Seanad debates

Tuesday, 15 November 2016

2:30 pm

Photo of Catherine NooneCatherine Noone (Fine Gael) | Oireachtas source

I wish to speak on an issue which I previously raised in 2013 around the use of old telephone boxes as locations for defibrillators that would be easily identifiable in a town or a city. I want to congratulate the Heart of Killarney project which has actually reconstructed a telephone box and installed a defibrillator. It would be a really good idea to replicate this around the State. Unfortunately, since I raised this matter initially - and I had done quite a bit of work on the proposal at the time - many of the telephone boxes have been destroyed. Local authorities do not always know what to do with unused telephone boxes and this would be a really good use. They could be constructed at a relatively cheap cost. I am sure they would be easy to design and construct. It would mean there would be 24 hour access to a defibrillator by way of calling the emergency services so a person could be allowed access outside of nine to five hours. People might say that the place for the defibrillators is on GAA premises but they also need to be in other areas. It would be a really good idea and it is linked to the issue of technology and broadband which, I suppose, is part of the reason telephone boxes have become obsolete.

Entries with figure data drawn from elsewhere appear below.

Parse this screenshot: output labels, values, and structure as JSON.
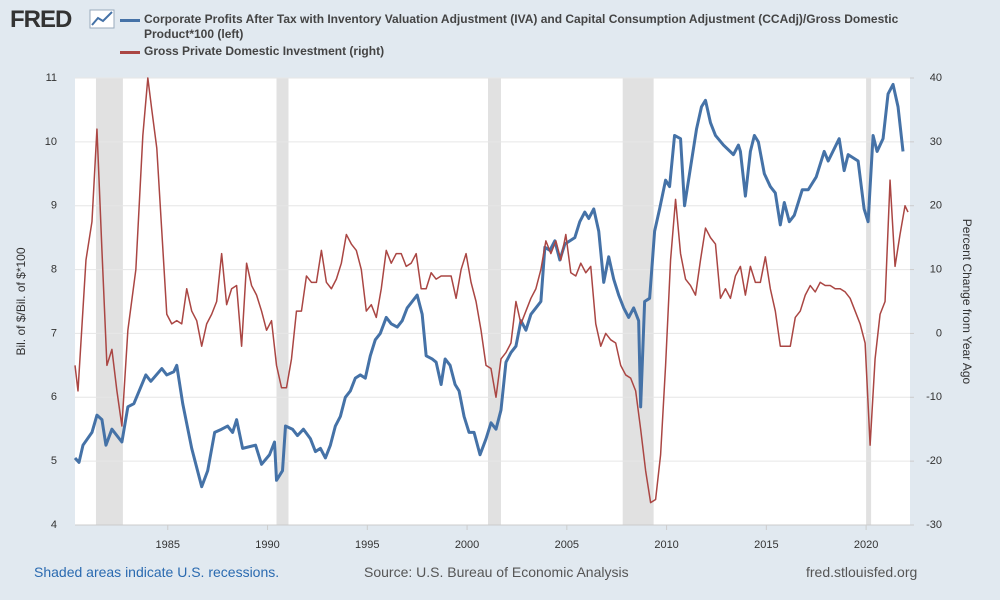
{
  "logo": "FRED",
  "footer": {
    "left": "Shaded areas indicate U.S. recessions.",
    "center": "Source: U.S. Bureau of Economic Analysis",
    "right": "fred.stlouisfed.org"
  },
  "chart_data": {
    "type": "line",
    "ylabel": "Bil. of $/Bil. of $*100",
    "y2label": "Percent Change from Year Ago",
    "xlim": [
      1980.35,
      2022.2
    ],
    "xticks": [
      1985,
      1990,
      1995,
      2000,
      2005,
      2010,
      2015,
      2020
    ],
    "ylim": [
      4,
      11
    ],
    "yticks": [
      4,
      5,
      6,
      7,
      8,
      9,
      10,
      11
    ],
    "y2lim": [
      -30,
      40
    ],
    "y2ticks": [
      -30,
      -20,
      -10,
      0,
      10,
      20,
      30,
      40
    ],
    "grid": true,
    "recession_color": "#e1e1e1",
    "recessions": [
      [
        1981.4,
        1982.75
      ],
      [
        1990.45,
        1991.05
      ],
      [
        2001.05,
        2001.7
      ],
      [
        2007.8,
        2009.35
      ],
      [
        2020.0,
        2020.25
      ]
    ],
    "series": [
      {
        "name": "Corporate Profits After Tax with Inventory Valuation Adjustment (IVA) and Capital Consumption Adjustment (CCAdj)/Gross Domestic Product*100 (left)",
        "color": "#4572a7",
        "axis": "y",
        "x": [
          1980.35,
          1980.55,
          1980.75,
          1981.2,
          1981.45,
          1981.7,
          1981.9,
          1982.2,
          1982.7,
          1983.0,
          1983.3,
          1983.9,
          1984.15,
          1984.7,
          1984.95,
          1985.3,
          1985.45,
          1985.75,
          1986.2,
          1986.7,
          1987.0,
          1987.35,
          1987.7,
          1988.0,
          1988.25,
          1988.45,
          1988.75,
          1989.4,
          1989.7,
          1990.1,
          1990.35,
          1990.45,
          1990.75,
          1990.9,
          1991.25,
          1991.5,
          1991.8,
          1992.15,
          1992.4,
          1992.65,
          1992.9,
          1993.15,
          1993.4,
          1993.65,
          1993.9,
          1994.15,
          1994.4,
          1994.65,
          1994.9,
          1995.15,
          1995.4,
          1995.65,
          1995.95,
          1996.2,
          1996.5,
          1996.75,
          1997.0,
          1997.25,
          1997.5,
          1997.75,
          1997.95,
          1998.25,
          1998.45,
          1998.7,
          1998.9,
          1999.15,
          1999.4,
          1999.6,
          1999.85,
          2000.1,
          2000.35,
          2000.65,
          2000.95,
          2001.2,
          2001.45,
          2001.7,
          2001.95,
          2002.2,
          2002.45,
          2002.7,
          2002.95,
          2003.2,
          2003.45,
          2003.7,
          2003.9,
          2004.15,
          2004.4,
          2004.65,
          2004.9,
          2005.15,
          2005.4,
          2005.65,
          2005.9,
          2006.1,
          2006.35,
          2006.6,
          2006.85,
          2007.1,
          2007.35,
          2007.6,
          2007.85,
          2008.1,
          2008.35,
          2008.6,
          2008.7,
          2008.9,
          2009.15,
          2009.4,
          2009.65,
          2009.95,
          2010.15,
          2010.4,
          2010.7,
          2010.9,
          2011.25,
          2011.5,
          2011.75,
          2011.95,
          2012.2,
          2012.45,
          2012.85,
          2013.35,
          2013.6,
          2013.7,
          2013.95,
          2014.2,
          2014.4,
          2014.6,
          2014.9,
          2015.2,
          2015.45,
          2015.7,
          2015.9,
          2016.15,
          2016.4,
          2016.8,
          2017.1,
          2017.5,
          2017.9,
          2018.1,
          2018.65,
          2018.9,
          2019.1,
          2019.6,
          2019.9,
          2020.1,
          2020.35,
          2020.55,
          2020.85,
          2021.1,
          2021.35,
          2021.6,
          2021.85
        ],
        "values": [
          5.05,
          4.98,
          5.25,
          5.45,
          5.72,
          5.65,
          5.25,
          5.5,
          5.3,
          5.85,
          5.9,
          6.35,
          6.25,
          6.45,
          6.35,
          6.4,
          6.5,
          5.9,
          5.2,
          4.6,
          4.85,
          5.45,
          5.5,
          5.55,
          5.45,
          5.65,
          5.2,
          5.25,
          4.95,
          5.1,
          5.3,
          4.7,
          4.85,
          5.55,
          5.5,
          5.4,
          5.5,
          5.35,
          5.15,
          5.2,
          5.05,
          5.25,
          5.55,
          5.7,
          6.0,
          6.1,
          6.3,
          6.35,
          6.3,
          6.65,
          6.9,
          7.0,
          7.25,
          7.15,
          7.1,
          7.2,
          7.4,
          7.5,
          7.6,
          7.3,
          6.65,
          6.6,
          6.55,
          6.2,
          6.6,
          6.5,
          6.2,
          6.1,
          5.7,
          5.45,
          5.45,
          5.1,
          5.35,
          5.6,
          5.5,
          5.8,
          6.55,
          6.7,
          6.8,
          7.2,
          7.05,
          7.3,
          7.4,
          7.5,
          8.35,
          8.3,
          8.45,
          8.15,
          8.4,
          8.45,
          8.5,
          8.75,
          8.9,
          8.8,
          8.95,
          8.6,
          7.8,
          8.2,
          7.85,
          7.6,
          7.4,
          7.25,
          7.4,
          7.2,
          5.85,
          7.5,
          7.55,
          8.6,
          8.95,
          9.4,
          9.3,
          10.1,
          10.05,
          9.0,
          9.7,
          10.2,
          10.55,
          10.65,
          10.3,
          10.1,
          9.95,
          9.8,
          9.95,
          9.85,
          9.15,
          9.85,
          10.1,
          10.0,
          9.5,
          9.3,
          9.2,
          8.7,
          9.05,
          8.75,
          8.85,
          9.25,
          9.25,
          9.45,
          9.85,
          9.7,
          10.05,
          9.55,
          9.8,
          9.7,
          8.95,
          8.75,
          10.1,
          9.85,
          10.05,
          10.75,
          10.9,
          10.55,
          9.85
        ]
      },
      {
        "name": "Gross Private Domestic Investment (right)",
        "color": "#aa4643",
        "axis": "y2",
        "x": [
          1980.35,
          1980.5,
          1980.9,
          1981.2,
          1981.45,
          1981.7,
          1981.95,
          1982.2,
          1982.45,
          1982.7,
          1983.0,
          1983.4,
          1983.75,
          1984.0,
          1984.2,
          1984.45,
          1984.7,
          1984.95,
          1985.2,
          1985.45,
          1985.7,
          1985.95,
          1986.2,
          1986.45,
          1986.7,
          1986.95,
          1987.2,
          1987.45,
          1987.7,
          1987.95,
          1988.2,
          1988.45,
          1988.7,
          1988.95,
          1989.2,
          1989.45,
          1989.7,
          1989.95,
          1990.2,
          1990.45,
          1990.7,
          1990.95,
          1991.2,
          1991.45,
          1991.7,
          1991.95,
          1992.2,
          1992.45,
          1992.7,
          1992.95,
          1993.2,
          1993.45,
          1993.7,
          1993.95,
          1994.2,
          1994.45,
          1994.7,
          1994.95,
          1995.2,
          1995.45,
          1995.7,
          1995.95,
          1996.2,
          1996.45,
          1996.7,
          1996.95,
          1997.2,
          1997.45,
          1997.7,
          1997.95,
          1998.2,
          1998.45,
          1998.7,
          1998.95,
          1999.2,
          1999.45,
          1999.7,
          1999.95,
          2000.2,
          2000.45,
          2000.7,
          2000.95,
          2001.2,
          2001.45,
          2001.7,
          2001.95,
          2002.2,
          2002.45,
          2002.7,
          2002.95,
          2003.2,
          2003.45,
          2003.7,
          2003.95,
          2004.2,
          2004.45,
          2004.7,
          2004.95,
          2005.2,
          2005.45,
          2005.7,
          2005.95,
          2006.2,
          2006.45,
          2006.7,
          2006.95,
          2007.2,
          2007.45,
          2007.7,
          2007.95,
          2008.2,
          2008.45,
          2008.7,
          2008.95,
          2009.2,
          2009.45,
          2009.7,
          2009.95,
          2010.2,
          2010.45,
          2010.7,
          2010.95,
          2011.2,
          2011.45,
          2011.7,
          2011.95,
          2012.2,
          2012.45,
          2012.7,
          2012.95,
          2013.2,
          2013.45,
          2013.7,
          2013.95,
          2014.2,
          2014.45,
          2014.7,
          2014.95,
          2015.2,
          2015.45,
          2015.7,
          2015.95,
          2016.2,
          2016.45,
          2016.7,
          2016.95,
          2017.2,
          2017.45,
          2017.7,
          2017.95,
          2018.2,
          2018.45,
          2018.7,
          2018.95,
          2019.2,
          2019.45,
          2019.7,
          2019.95,
          2020.2,
          2020.45,
          2020.7,
          2020.95,
          2021.2,
          2021.45,
          2021.7,
          2021.95,
          2022.1
        ],
        "values": [
          -5,
          -9,
          11.5,
          17.5,
          32,
          13,
          -5,
          -2.5,
          -9,
          -14.5,
          0.5,
          10,
          31,
          40,
          35,
          29,
          16,
          3,
          1.5,
          2,
          1.5,
          7,
          3.5,
          2,
          -2,
          1.5,
          3,
          5,
          12.5,
          4.5,
          7,
          7.5,
          -2,
          11,
          7.5,
          6,
          3.5,
          0.5,
          2,
          -5,
          -8.5,
          -8.5,
          -4,
          3.5,
          3.5,
          9,
          8,
          8,
          13,
          8,
          7,
          8.5,
          11,
          15.5,
          14,
          13,
          10,
          3.5,
          4.5,
          2.5,
          7,
          13,
          11,
          12.5,
          12.5,
          10.5,
          11,
          12.5,
          7,
          7,
          9.5,
          8.5,
          9,
          9,
          9,
          5.5,
          10,
          12.5,
          8,
          5,
          0.5,
          -5,
          -5.5,
          -10,
          -4,
          -3,
          -1.5,
          5,
          1.5,
          3.5,
          5.5,
          7,
          10,
          14.5,
          12.5,
          14.5,
          11.5,
          15.5,
          9.5,
          9,
          11,
          9.5,
          10.5,
          1.5,
          -2,
          0,
          -1,
          -1.5,
          -5,
          -6.5,
          -7,
          -9,
          -15,
          -21.5,
          -26.5,
          -26,
          -19,
          -5,
          11.5,
          21,
          12.5,
          8.5,
          7.5,
          6,
          11.5,
          16.5,
          15,
          14,
          5.5,
          7,
          5.5,
          9,
          10.5,
          6,
          10.5,
          8,
          8,
          12,
          7,
          3.5,
          -2,
          -2,
          -2,
          2.5,
          3.5,
          6,
          7.5,
          6.5,
          8,
          7.5,
          7.5,
          7,
          7,
          6.5,
          5.5,
          3.5,
          1.5,
          -1.5,
          -17.5,
          -4,
          3,
          5,
          24,
          10.5,
          15.5,
          20,
          19
        ]
      }
    ]
  }
}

I join with Senators Rose Conway-Walsh, Colm Burke and Joe O'Reilly who raised the broadband issue. I was shocked to hear the statistics and the fact that there are some serious black spots around the State. Children in rural communities are being denied access to vital online mental health services and so on. I like Senator Burke's idea that broadband provision be included in planning permissions because it is a basic, fundamental necessity that we have broadband throughout the State. As Senator Joe O'Reilly has said, we need to get the matter to the top of the agenda.